Member of the Chamber of Deputies
- In office 15 May 1933 – 14 September 1945
- Constituency: 16th Departamental Group

Personal details
- Born: 1 February 1899 San Bernardo, Chile
- Died: 14 September 1945 (aged 46) Santiago, Chile
- Party: Conservador Party
- Spouse: Francisca Carrasco
- Occupation: Lawyer; Politician; Farmer

= Rafael Cifuentes =

Chilean politician (1899–1945)

Rafael Cifuentes Latham (1 February 1899 – 14 September 1945) was a Chilean lawyer, farmer and conservative politician.

==Biography==
He was the son of Luis Eduardo Cifuentes Gómez and Luisa Latham, and married Francisca Carrasco in 1929.

He studied at the Colegio San Ignacio and later at the Faculty of Law of the Universidad de Chile, where he earned his law degree.

He engaged in agricultural activities in the province of Ñuble, where he operated the Dañicalqui estate in Yungay.

== Political Activities ==
A member of the Conservative Party, he served as regidor (councilman) of the municipality of Yungay between 1929 and 1931.

He was elected Deputy for the 16th Departamental Group (Chillán, Bulnes and Yungay) for the 1933–1937 term, joining the Permanent Committee on National Defense.
He was re-elected for the 1937–1941 period, and again for 1941–1945 and 1945–1949, serving on the Permanent Committee on Social-Medical Assistance and Hygiene.

He died in office on 14 September 1945. In the complementary election, Héctor Zañartu Urrutia (Conservative Party) was elected with 8,439 votes, defeating Miguel Ángel Vega (Democratic Party, 2,413 votes) and Pedro Poblete Vera (Socialist Party, 1,654 votes). Zañartu was sworn in on 18 December 1945.

== Memberships ==
He was a member of the Sociedad Nacional de Agricultura, the Club de La Unión, and other social institutions of the Ñuble province.

== Bibliography ==
- Urzúa Valenzuela, Germán.

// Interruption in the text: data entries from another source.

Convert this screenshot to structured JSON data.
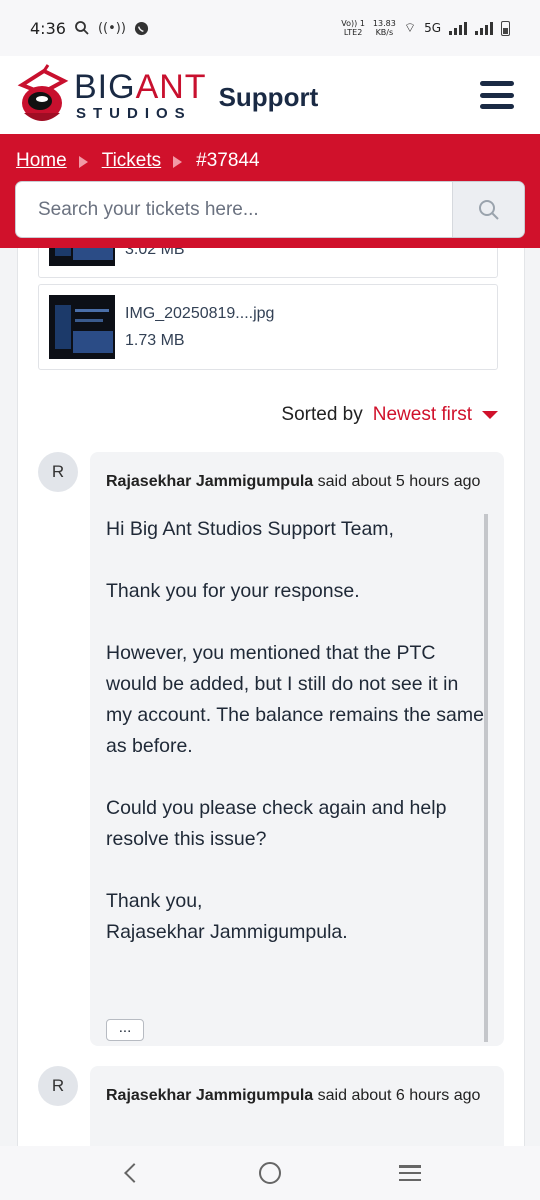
{
  "status_bar": {
    "time": "4:36",
    "network_top": "Vo)) 1",
    "network_bottom": "LTE2",
    "speed_value": "13.83",
    "speed_unit": "KB/s",
    "network_type": "5G"
  },
  "header": {
    "logo_big": "BIG",
    "logo_ant": "ANT",
    "logo_studios": "STUDIOS",
    "title": "Support",
    "brand_color": "#d0112b",
    "navy_color": "#1a2a44"
  },
  "breadcrumb": {
    "home": "Home",
    "tickets": "Tickets",
    "ticket_id": "#37844"
  },
  "search": {
    "placeholder": "Search your tickets here..."
  },
  "attachments": [
    {
      "size": "3.02 MB"
    },
    {
      "name": "IMG_20250819....jpg",
      "size": "1.73 MB"
    }
  ],
  "sort": {
    "label": "Sorted by",
    "value": "Newest first"
  },
  "comments": [
    {
      "avatar": "R",
      "author": "Rajasekhar Jammigumpula",
      "meta": " said about 5 hours ago",
      "body": [
        "Hi Big Ant Studios Support Team,",
        "Thank you for your response.",
        "However, you mentioned that the PTC would be added, but I still do not see it in my account. The balance remains the same as before.",
        "Could you please check again and help resolve this issue?",
        "Thank you,",
        "Rajasekhar Jammigumpula."
      ],
      "more": "..."
    },
    {
      "avatar": "R",
      "author": "Rajasekhar Jammigumpula",
      "meta": " said about 6 hours ago"
    }
  ]
}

Historia Política de Chile y su Evolución Electoral desde 1810 a 1992. Editorial Jurídica de Chile, Santiago, 1992.
- Castillo Infante, Fernando. Diccionario Histórico y Biográfico de Chile. Editorial Zig-Zag, Santiago, 1996.
- Ramón Folch, Armando de. Biografías de Chilenos: Miembros de los Poderes Ejecutivo, Legislativo y Judicial. Ediciones Universidad Católica de Chile, Santiago, 1999.